My first baby, my son, was tough. I loved (and love!) being his mom, I loved who he was, but he was challenging. He was one of those babies who was more or less holding their head up as soon as they were born, eyes wide open, seemingly looking at everything he could see and do and get into. By 5 months he wanted to walk, but couldn't hold himself up, so my husband and I had to hold his little hands, bend down to 5-month-old height, and let him step along with our support (which destroys your back, by the way) until he began walking on his own three months later. Once he could move, he could not be left unattended for more than, literally, a few seconds before getting into something... for years.

He was extremely emotional and those emotions could change in the blink of an eye for no apparent reason. He was a frequent tantrum-thrower from an early age, but he was effusive in his positive emotions as well. He would cry at the sight of a particularly beautiful magnolia tree. He was in-tune with and responsive to other children's emotional needs. His sensitivity was as lovely as it could be trying.

Just as I learned that not every sort-of-perhaps-unusual blink required a trip to urgent care, I figured out that the intensity of a child's emotions was normal. My son remained my baseline — whatever he is is just how things go, I thought — and then my daughter was born.

Not every child couldn't wait to walk and explore, but he couldn't. Not every child had a deep compulsion to explore absolutely every corner and surface of anywhere he went, but he did.

I basically had the fundamentals down and, yes, that was unchanged from child to child. I knew that waking up every few hours to eat was normal. I knew that the puppy-sounding grunting was normal and not the sign of a breathing problem. I knew that, yes, breastfed infant poop really is that yellow and smells like bread and that's not weird or anything to worry about.
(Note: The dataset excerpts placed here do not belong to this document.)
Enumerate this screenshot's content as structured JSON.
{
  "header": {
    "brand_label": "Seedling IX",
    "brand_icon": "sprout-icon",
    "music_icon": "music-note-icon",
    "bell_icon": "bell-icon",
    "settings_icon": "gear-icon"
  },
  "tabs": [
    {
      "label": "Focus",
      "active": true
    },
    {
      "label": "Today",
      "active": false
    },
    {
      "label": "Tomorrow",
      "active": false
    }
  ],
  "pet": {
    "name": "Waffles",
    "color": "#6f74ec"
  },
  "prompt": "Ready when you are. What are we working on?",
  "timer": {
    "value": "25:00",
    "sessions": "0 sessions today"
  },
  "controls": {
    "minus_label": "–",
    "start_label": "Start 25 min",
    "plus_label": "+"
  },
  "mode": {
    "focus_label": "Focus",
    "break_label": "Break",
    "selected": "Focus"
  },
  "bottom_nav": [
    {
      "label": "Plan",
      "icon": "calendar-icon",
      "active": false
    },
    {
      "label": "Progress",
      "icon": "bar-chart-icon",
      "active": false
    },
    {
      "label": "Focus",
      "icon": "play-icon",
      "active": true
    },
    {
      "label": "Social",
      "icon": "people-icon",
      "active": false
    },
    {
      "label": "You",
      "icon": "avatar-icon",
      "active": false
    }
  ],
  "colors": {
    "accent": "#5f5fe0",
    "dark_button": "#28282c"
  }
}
But then there were other things, especially as time went on, that I'd assumed were "normal" for my son that, actually, weren't.
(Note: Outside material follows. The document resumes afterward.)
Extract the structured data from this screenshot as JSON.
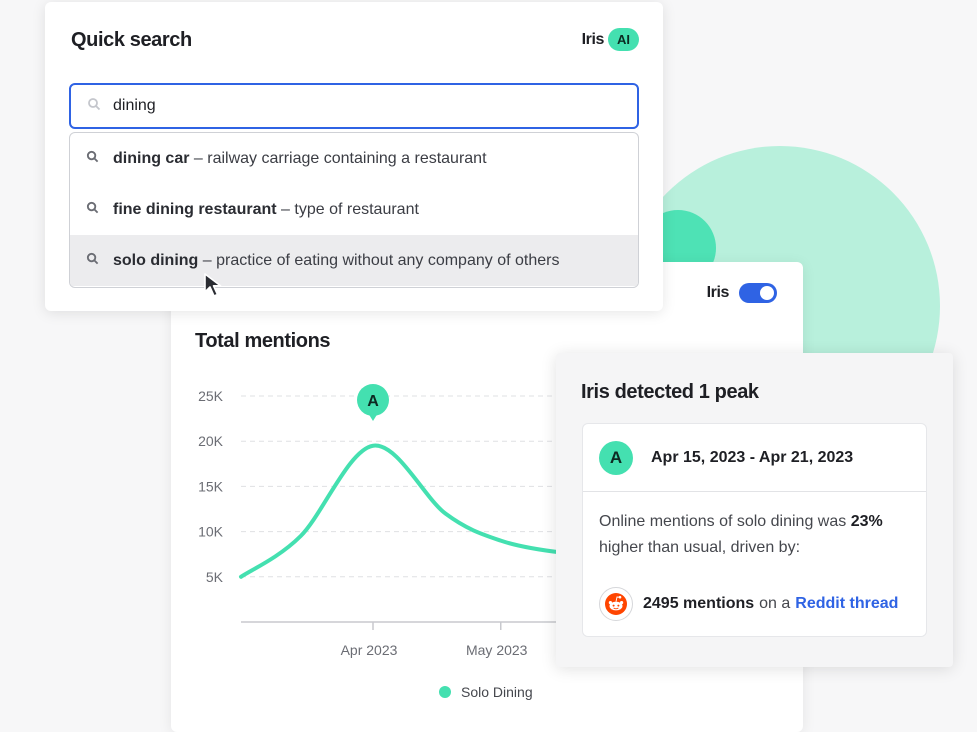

The emotional volatility, the extreme physicality, the constantly needing to be watched? It's not that that wasn't normal — lots of kids display those same traits — but it wasn't a given in the way I assumed it was before I had anything to compare it to. My daughter was a much (much) chiller child. It's not that she showed me what normal "really" was. It's just that having her made me realize that the things I attributed to more or less inevitable child behavior in my son was, in fact, uniquely him, that the spectrum of normal was far broader than I'd imagined.

And you know what? That made me appreciate him so much more. It made me realize that some kids are just harder, and I wasn't doing anything to make him difficult. He just was. He just is. More profoundly, it made the aspects of his intense personality that were beautiful and fun even more so — they weren't some inevitability of nature. That was all him.

Not every child couldn't wait to walk and explore, but he couldn't. Not every child had a deep compulsion to explore absolutely every corner and surface of anywhere he went, but he did. Not every child felt their emotions so tremendously, but he did.

Photo courtesy of Jamie Kenney

It also encouraged me. Because in realizing that, actually, these combination of traits are unique (if not exclusive) to him, I felt more empowered knowing that no one knew better than I did how to raise or respond to him and his needs. Not that I couldn't learn from other people or take their advice, but I realized that every parent operates from their own experiences with their own child and every child was different. So now I knew, clearer than ever before, that everyone who'd said, "You know what you should do..." was only giving their perspective. What would work with one kid would fail spectacularly with another.

I don't like to compare my children, but juxtaposing one to the other gave me a richer view, and love, of who they are.